Lo "Sblocca Italia", sblocca trivelle, è stato approvato anche al Senato.

Vogliamo ricordare agli amministratori che le multinazionali del petrolio, a cominciare dall'ENI, fanno interessi privati con il cappello della "ragion di stato": <<il petrolio è indispensabile, lo dobbiamo alla Nazione>>.

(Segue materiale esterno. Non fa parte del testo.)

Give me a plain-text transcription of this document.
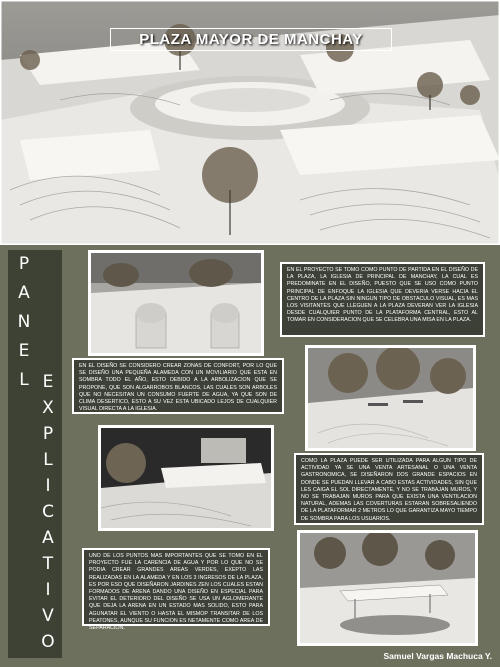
PLAZA MAYOR DE MANCHAY
P
A
N
E
L E
X
P
L
I
C
A
T
I
V
O
EN EL PROYECTO SE TOMO COMO PUNTO DE PARTIDA EN EL DISEÑO DE LA PLAZA, LA IGLESIA DE PRINCIPAL DE MANCHAY, LA CUAL ES PREDOMINATE EN EL DISEÑO, PUESTO QUE SE USO COMO PUNTO PRINCIPAL DE ENFOQUE LA IGLESIA QUE DEVERIA VERSE HACIA EL CENTRO DE LA PLAZA SIN NINGUN TIPO DE OBSTACULO VISUAL, ES MAS LOS VISITANTES QUE LLEGUEN A LA PLAZA DEVERAN VER LA IGLESIA DESDE CUALQUIER PUNTO DE LA PLATAFORMA CENTRAL, ESTO AL TOMAR EN CONSIDERACION QUE SE CELEBRA UNA MISA EN LA PLAZA.
EN EL DISEÑO SE CONSIDERO CREAR ZONAS DE CONFORT, POR LO QUE SE DISEÑO UNA PEQUEÑA ALAMEDA CON UN MOVILIARIO QUE ESTA EN SOMBRA TODO EL AÑO, ESTO DEBIDO A LA ARBOLIZACION QUE SE PROPONE, QUE SON ALGARROBOS BLANCOS, LAS CUALES SON ARBOLES QUE NO NECESITAN UN CONSUMO FUERTE DE AGUA, YA QUE SON DE CLIMA DESERTICO, ESTO A SU VEZ ESTA UBICADO LEJOS DE CUALQUIER VISUAL DIRECTA A LA IGLESIA.
COMO LA PLAZA PUEDE SER UTILIZADA PARA ALGUN TIPO DE ACTIVIDAD YA SE UNA VENTA ARTESANAL O UNA VENTA GASTRONOMICA, SE DISEÑARON DOS GRANDE ESPACIOS EN DONDE SE PUEDAN LLEVAR A CABO ESTAS ACTIVIDADES, SIN QUE LES CAIGA EL SOL DIRECTAMENTE, Y NO SE TRABAJAN MUROS, Y NO SE TRABAJAN MUROS PARA QUE EXISTA UNA VENTILACION NATURAL, ADEMAS LAS COVERTURAS ESTARAN SOBRESALIENDO DE LA PLATAFORMAR 2 METROS LO QUE GARANTIZA MAYO TIEMPO DE SOMBRA PARA LOS USUARIOS.
UNO DE LOS PUNTOS MAS IMPORTANTES QUE SE TOMO EN EL PROYECTO FUE LA CARENCIA DE AGUA Y POR LO QUE NO SE PODIA CREAR GRANDES AREAS VERDES, EXEPTO LAS REALIZADAS EN LA ALAMEDA Y EN LOS 3 INGRESOS DE LA PLAZA, ES POR ESO QUE DISEÑARON JARDINES ZEN LOS CUALES ESTAN FORMADOS DE ARENA DANDO UNA DISEÑO EN ESPECIAL PARA EVITAR EL DETERIORO DEL DISEÑO SE USA UN AGLOMERANTE QUE DEJA LA ARENA EN UN ESTADO MAS SOLIDO, ESTO PARA AGUNATAR EL VIENTO O HASTA EL MISMOP TRANSITAR DE LOS PEATONES, AUNQUE SU FUNCION ES NETAMENTE COMO AREA DE SEPARACION.
Samuel Vargas Machuca Y.
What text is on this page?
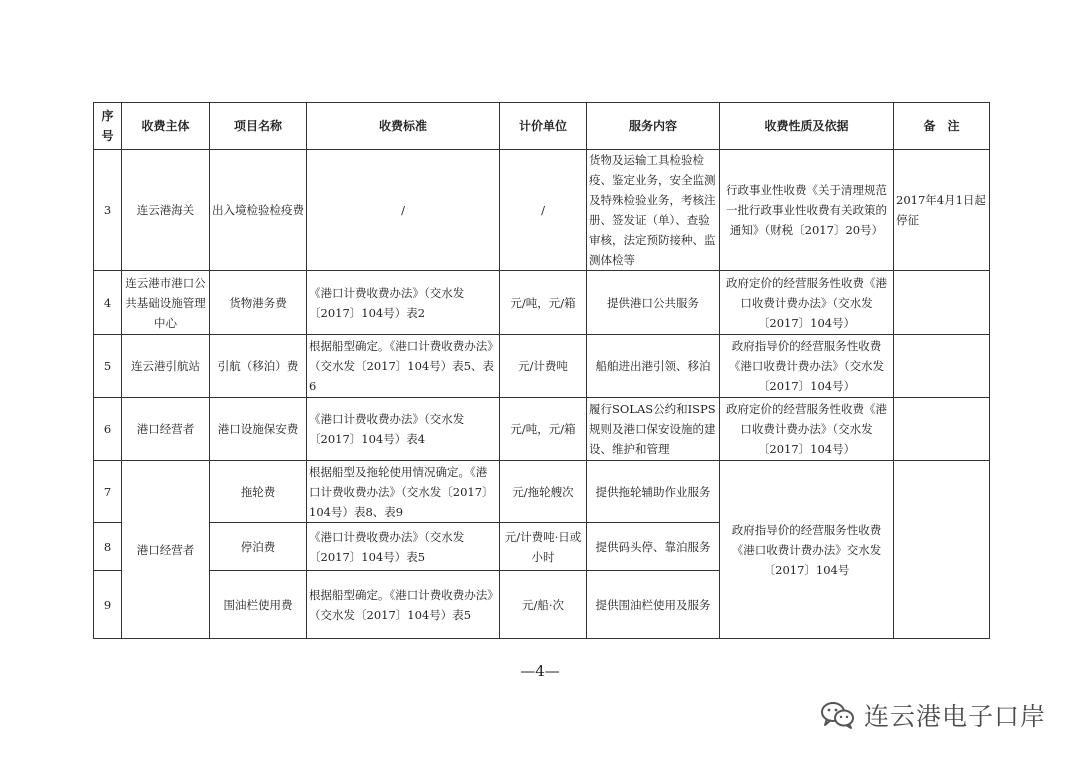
序号	收费主体	项目名称	收费标准	计价单位	服务内容	收费性质及依据	备　注
3	连云港海关	出入境检验检疫费	/	/	货物及运输工具检验检疫、鉴定业务，安全监测及特殊检验业务，考核注册、签发证（单）、查验审核，法定预防接种、监测体检等	行政事业性收费《关于清理规范一批行政事业性收费有关政策的通知》（财税〔2017〕20号）	2017年4月1日起停征
4	连云港市港口公共基础设施管理中心	货物港务费	《港口计费收费办法》（交水发〔2017〕104号）表2	元/吨，元/箱	提供港口公共服务	政府定价的经营服务性收费《港口收费计费办法》（交水发〔2017〕104号）	
5	连云港引航站	引航（移泊）费	根据船型确定。《港口计费收费办法》（交水发〔2017〕104号）表5、表6	元/计费吨	船舶进出港引领、移泊	政府指导价的经营服务性收费《港口收费计费办法》（交水发〔2017〕104号）	
6	港口经营者	港口设施保安费	《港口计费收费办法》（交水发〔2017〕104号）表4	元/吨，元/箱	履行SOLAS公约和ISPS规则及港口保安设施的建设、维护和管理	政府定价的经营服务性收费《港口收费计费办法》（交水发〔2017〕104号）	
7	港口经营者	拖轮费	根据船型及拖轮使用情况确定。《港口计费收费办法》（交水发〔2017〕104号）表8、表9	元/拖轮艘次	提供拖轮辅助作业服务	政府指导价的经营服务性收费《港口收费计费办法》交水发〔2017〕104号	
8		停泊费	《港口计费收费办法》（交水发〔2017〕104号）表5	元/计费吨·日或小时	提供码头停、靠泊服务		
9		围油栏使用费	根据船型确定。《港口计费收费办法》（交水发〔2017〕104号）表5	元/船·次	提供围油栏使用及服务		
—4—
连云港电子口岸
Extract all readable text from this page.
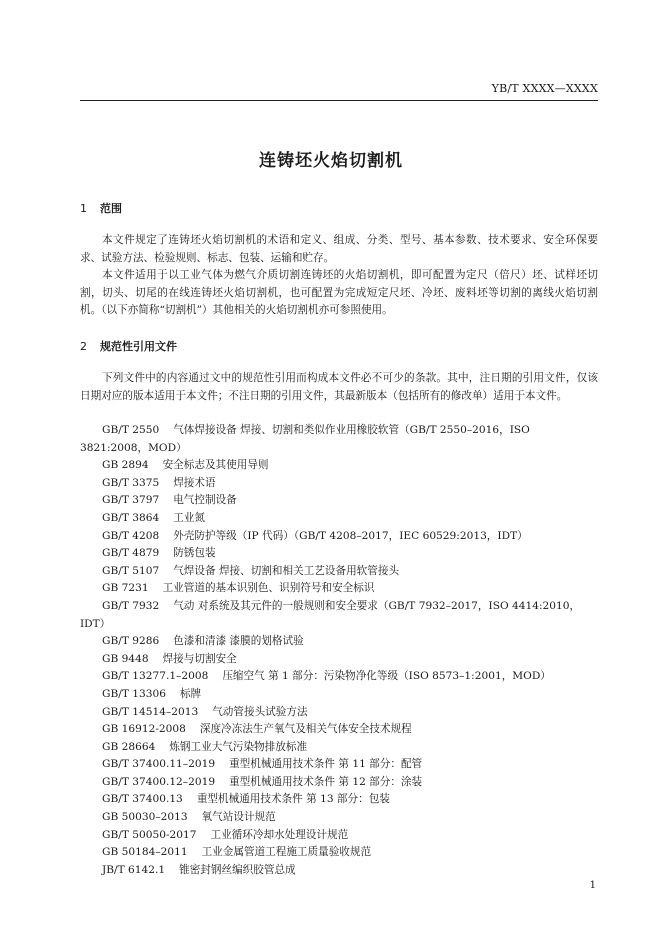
YB/T XXXX—XXXX
连铸坯火焰切割机
1 范围

本文件规定了连铸坯火焰切割机的术语和定义、组成、分类、型号、基本参数、技术要求、安全环保要求、试验方法、检验规则、标志、包装、运输和贮存。

本文件适用于以工业气体为燃气介质切割连铸坯的火焰切割机，即可配置为定尺（倍尺）坯、试样坯切割，切头、切尾的在线连铸坯火焰切割机，也可配置为完成短定尺坯、冷坯、废料坯等切割的离线火焰切割机。（以下亦简称“切割机”）其他相关的火焰切割机亦可参照使用。

2 规范性引用文件

下列文件中的内容通过文中的规范性引用而构成本文件必不可少的条款。其中，注日期的引用文件，仅该日期对应的版本适用于本文件；不注日期的引用文件，其最新版本（包括所有的修改单）适用于本文件。

GB/T 2550 气体焊接设备 焊接、切割和类似作业用橡胶软管（GB/T 2550–2016，ISO 3821:2008，MOD）
GB 2894 安全标志及其使用导则
GB/T 3375 焊接术语
GB/T 3797 电气控制设备
GB/T 3864 工业氮
GB/T 4208 外壳防护等级（IP 代码）（GB/T 4208–2017，IEC 60529:2013，IDT）
GB/T 4879 防锈包装
GB/T 5107 气焊设备 焊接、切割和相关工艺设备用软管接头
GB 7231 工业管道的基本识别色、识别符号和安全标识
GB/T 7932 气动 对系统及其元件的一般规则和安全要求（GB/T 7932–2017，ISO 4414:2010，IDT）
GB/T 9286 色漆和清漆 漆膜的划格试验
GB 9448 焊接与切割安全
GB/T 13277.1–2008 压缩空气 第 1 部分：污染物净化等级（ISO 8573–1:2001，MOD）
GB/T 13306 标牌
GB/T 14514–2013 气动管接头试验方法
GB 16912-2008 深度冷冻法生产氧气及相关气体安全技术规程
GB 28664 炼钢工业大气污染物排放标准
GB/T 37400.11–2019 重型机械通用技术条件 第 11 部分：配管
GB/T 37400.12–2019 重型机械通用技术条件 第 12 部分：涂装
GB/T 37400.13 重型机械通用技术条件 第 13 部分：包装
GB 50030–2013 氧气站设计规范
GB/T 50050-2017 工业循环冷却水处理设计规范
GB 50184–2011 工业金属管道工程施工质量验收规范
JB/T 6142.1 锥密封钢丝编织胶管总成
1
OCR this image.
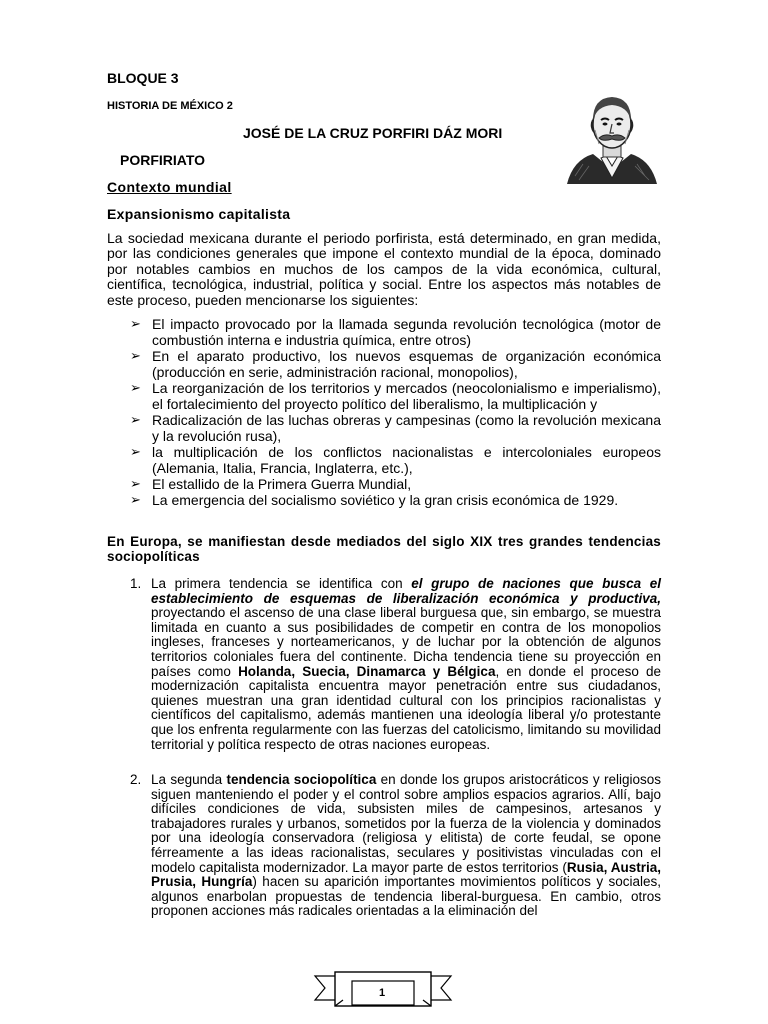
BLOQUE 3
HISTORIA DE MÉXICO 2
JOSÉ DE LA CRUZ PORFIRI DÁZ MORI
PORFIRIATO
Contexto mundial
Expansionismo capitalista
La sociedad mexicana durante el periodo porfirista, está determinado, en gran medida, por las condiciones generales que impone el contexto mundial de la época, dominado por notables cambios en muchos de los campos de la vida económica, cultural, científica, tecnológica, industrial, política y social. Entre los aspectos más notables de este proceso, pueden mencionarse los siguientes:
➢ El impacto provocado por la llamada segunda revolución tecnológica (motor de combustión interna e industria química, entre otros)
➢ En el aparato productivo, los nuevos esquemas de organización económica (producción en serie, administración racional, monopolios),
➢ La reorganización de los territorios y mercados (neocolonialismo e imperialismo), el fortalecimiento del proyecto político del liberalismo, la multiplicación y
➢ Radicalización de las luchas obreras y campesinas (como la revolución mexicana y la revolución rusa),
➢ la multiplicación de los conflictos nacionalistas e intercoloniales europeos (Alemania, Italia, Francia, Inglaterra, etc.),
➢ El estallido de la Primera Guerra Mundial,
➢ La emergencia del socialismo soviético y la gran crisis económica de 1929.
En Europa, se manifiestan desde mediados del siglo XIX tres grandes tendencias sociopolíticas
1. La primera tendencia se identifica con el grupo de naciones que busca el establecimiento de esquemas de liberalización económica y productiva, proyectando el ascenso de una clase liberal burguesa que, sin embargo, se muestra limitada en cuanto a sus posibilidades de competir en contra de los monopolios ingleses, franceses y norteamericanos, y de luchar por la obtención de algunos territorios coloniales fuera del continente. Dicha tendencia tiene su proyección en países como Holanda, Suecia, Dinamarca y Bélgica, en donde el proceso de modernización capitalista encuentra mayor penetración entre sus ciudadanos, quienes muestran una gran identidad cultural con los principios racionalistas y científicos del capitalismo, además mantienen una ideología liberal y/o protestante que los enfrenta regularmente con las fuerzas del catolicismo, limitando su movilidad territorial y política respecto de otras naciones europeas.
2. La segunda tendencia sociopolítica en donde los grupos aristocráticos y religiosos siguen manteniendo el poder y el control sobre amplios espacios agrarios. Allí, bajo difíciles condiciones de vida, subsisten miles de campesinos, artesanos y trabajadores rurales y urbanos, sometidos por la fuerza de la violencia y dominados por una ideología conservadora (religiosa y elitista) de corte feudal, se opone férreamente a las ideas racionalistas, seculares y positivistas vinculadas con el modelo capitalista modernizador. La mayor parte de estos territorios (Rusia, Austria, Prusia, Hungría) hacen su aparición importantes movimientos políticos y sociales, algunos enarbolan propuestas de tendencia liberal-burguesa. En cambio, otros proponen acciones más radicales orientadas a la eliminación del
1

Nei prossimi anni tutta la Basilicata rischia di essere trivellata. Una delle lezioni che avremmo dovuto imparare in questi 15 anni è che i petrolieri entrano di lato e si mettono di piatto, chiedono il dito e si prendono il braccio. Per questo è indispensabile l'azione di protesta della cittadinanza che DEVE difendere il proprio territorio per DIFENDERE la propria salute e quella delle generazioni future.

Un'altra Scanzano è lontana.

Un'altra Scanzano è lontana per un semplice motivo: le istituzioni regionali sono filo-petrolifere. I lucani, lentamente, stanno capendo che l'equazione Petrolio = Sviluppo non funziona. Il disastro ambientale perpetuato in questi anni, senza un monitoraggio, inizia a venire a galla. Le conseguenze pure.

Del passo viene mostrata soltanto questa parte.